The Fire Chief also admitted to the Searchlight that besides hydrants to get a continuous flow of water to fight fires, the Fire Department needed more protective gear.

He noted that besides smoke, there were different chemicals depending on the type of fire, which could choke and even poison firefighters.

He stressed, “We consider the type and strength of the fire that we attack. Factors like wind direction and the type of materials that are burning would impact the magnitude of the fire.”

Sergeant James emphasised that his team was able to save the court building because the offices were positioned in what he described as a “maze”. He explained that this helped to contain the fire, which didn’t spread as quickly. He also noted that because the offices were “boxed in”, oxygen which helps fires burn quickly was limited. He pointed out that if the building was constructed with more flammable materials like wood and was more open, the entire building might have been completely destroyed.
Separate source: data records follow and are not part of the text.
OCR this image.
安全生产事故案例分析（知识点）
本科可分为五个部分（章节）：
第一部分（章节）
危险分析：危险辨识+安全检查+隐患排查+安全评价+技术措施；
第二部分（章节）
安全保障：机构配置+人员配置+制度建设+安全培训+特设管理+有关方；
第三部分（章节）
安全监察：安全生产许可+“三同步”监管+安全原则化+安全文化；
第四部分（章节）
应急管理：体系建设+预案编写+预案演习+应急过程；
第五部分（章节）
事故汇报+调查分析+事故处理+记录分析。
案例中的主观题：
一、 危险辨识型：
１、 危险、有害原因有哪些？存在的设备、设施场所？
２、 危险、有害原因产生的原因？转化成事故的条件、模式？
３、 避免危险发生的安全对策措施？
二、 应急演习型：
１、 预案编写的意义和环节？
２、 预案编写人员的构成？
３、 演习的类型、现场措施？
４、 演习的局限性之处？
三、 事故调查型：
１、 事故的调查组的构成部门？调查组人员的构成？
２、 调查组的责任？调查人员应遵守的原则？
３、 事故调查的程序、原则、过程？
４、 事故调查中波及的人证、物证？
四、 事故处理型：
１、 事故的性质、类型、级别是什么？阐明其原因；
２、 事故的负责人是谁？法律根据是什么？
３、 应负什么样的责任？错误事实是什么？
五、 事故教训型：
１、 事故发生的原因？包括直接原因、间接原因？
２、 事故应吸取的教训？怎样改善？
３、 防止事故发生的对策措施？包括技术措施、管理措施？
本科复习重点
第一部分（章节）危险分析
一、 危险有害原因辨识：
He advised people to purchase fire extinguishers and to educate their families and workers about what to do if a fire breaks out. He noted that besides water, people could use sand or when in the kitchen, throw flour to douse fire in frying pans. Sergeant James also urged adults to keep matches and other flammable agents away from children who might be tempted to play with them.

He stressed that while the Fire Department is comprised of four fire trucks and 54 fighters that are spread throughout the country, if there were several fires simultaneously blazing in the country, every police officer would put their hands on deck to control the situation.

He noted that there are over 700 officers in the force and all have received training to attack fire.

Sergeant James revealed that the Fire Department was making plans to have a fire truck in each district so that the department in each community could tackle the fire and later be backed up by other fire fighters as they arrive on the scene.

The Fire Chief urged persons to call the Central Police Station at the emergency line Tel. No. 999 to report fires.